PDK : Le gouvernement Kurti n'a pas réussi à assurer la sécurité nationale

Le coordonnateur du Département de la protection et de la sécurité nationale au sein du Cabinet de la PDK pour la bonne gouvernance, Besa Kabashi-Ramaj, a critiqué le gouvernement Kurti pour son manque de vision et de compétences en matière de sécurité nationale et de gestion durable de la défense. Kabashi-Ramaj, lors d'une conférence de presse, a souligné que ce gouvernement a des lacunes considérables [...]

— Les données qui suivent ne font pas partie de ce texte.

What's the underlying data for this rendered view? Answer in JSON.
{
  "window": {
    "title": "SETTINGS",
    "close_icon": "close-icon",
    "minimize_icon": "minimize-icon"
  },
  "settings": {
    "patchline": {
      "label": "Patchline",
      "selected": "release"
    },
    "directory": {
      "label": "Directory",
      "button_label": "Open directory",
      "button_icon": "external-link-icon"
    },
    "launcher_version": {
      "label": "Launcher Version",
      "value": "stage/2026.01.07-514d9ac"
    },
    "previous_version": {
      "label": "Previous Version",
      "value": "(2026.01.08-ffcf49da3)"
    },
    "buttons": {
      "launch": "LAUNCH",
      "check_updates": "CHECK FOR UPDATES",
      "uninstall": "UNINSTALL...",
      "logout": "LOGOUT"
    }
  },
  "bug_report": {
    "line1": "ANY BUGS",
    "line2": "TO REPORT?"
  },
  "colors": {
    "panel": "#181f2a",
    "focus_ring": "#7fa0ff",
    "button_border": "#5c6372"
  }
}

Le coordonnateur du Département de la protection et de la sécurité nationale au sein du Cabinet de la PDK pour la bonne gouvernance, Besa Kabashi-Ramaj, a critiqué le gouvernement Kurti pour son manque de vision et de compétences en matière de sécurité nationale et de gestion durable de la défense.
Kabashi-Ramaj, lors d'une conférence de presse, a souligné que ce gouvernement a des lacunes importantes dans la compréhension des partenariats stratégiques, en particulier avec les États-Unis.
Le gouvernement n'a toujours pas réagi efficacement aux provocations et aux menaces serbes, contre la guerre hybride russe et la gestion des questions de sécurité intérieure, y compris l'intégration des institutions de sécurité et de défense, l'accroissement de la durabilité nationale et l'amélioration des systèmes de gestion des urgences et d'alerte rapide”, a-t-elle déclaré.
Elle a estimé que l'élaboration de la stratégie nationale de sécurité avait été gravement endommagée par des estimations de sécurité dépassées, l'absence de fauchage et une hiérarchisation insuffisante.
Les initiatives législatives <x0 telles que le projet de loi sur le renseignement militaire et le projet de loi sur le Conseil de sécurité national présentent des lacunes importantes, ce qui montre un mépris pour les structures existantes et une approche alarmante de la dissolution des institutions existantes et de la reconstruction du front. Le PDK vise à développer une plateforme de sécurité et de défense nationale visionnaire pour les 10 à 20 prochaines années, axée sur la vision, la connaissance, la compétence et l'innovation, utile à tous les citoyens. Notre objectif est de créer une République du Kosovo sûre, anxieuse et stratégiquement positionnée et capable de contrer les nouvelles menaces”, a souligné Kabashi-Ramaj.
Il a recommandé que l'ensemble du projet de loi pour le Conseil de sécurité de la République du Kosovo soit révisé car, selon lui, il risque de dissocier les structures juridiques existantes, ce qui entraînerait la perte de la mémoire institutionnelle et pourrait porter atteinte aux droits des travailleurs parce qu'il pourrait donner au Premier ministre un contrôle excessif.
Le “détaillé La structure peut créer des obstacles bureaucratiques, en particulier dans les situations d'urgence. De rares réunions pourraient entraver la réaction rapide aux menaces à la sécurité. Les inégalités juridiques peuvent résulter du doublement des lois existantes et de l'abolition de la loi précédente. Le mandat limité du directeur général pourrait nuire à la planification stratégique et à la stabilité. Les sanctions disciplinaires prévues dans le projet de loi peuvent faire l'objet d'une utilisation abusive ou subjective”, a souligné le coordonnateur du Département de la protection et de la sécurité nationale de la CCE.
En ce qui concerne le projet de loi sur le renseignement militaire, Kabashi-Ramaj a déclaré que la déclaration de la mission manque de clarté, ce qui conduit à la confusion au sujet des objectifs de l'agence.
“La structure de rapport est déficiente, ne positionnant pas correctement le KSF dans la chaîne de commandement. L'autorisation du recours à la force est controversée et potentiellement inappropriée. Les dépôts de surveillance à l'intérieur des frontières du pays peuvent violer les libertés civiles. Il y a des doubles avec des tâches déjà AKI. L'exclusion du budget des opérations spéciales de la réglementation financière standard suscite des préoccupations quant à la transparence”, a-t-elle souligné.
Kabashi-Ramaj a déclaré que le Kosovo est de ses citoyens et qu'il mérite donc un avenir sûr et plein d'espoir.
La sécurité nationale, une question vitale, est menacée par les politiques gouvernementales actuelles. Il faut agir d'urgence pour prévenir de nouveaux dommages à la sécurité du Kosovo”, conclut-il.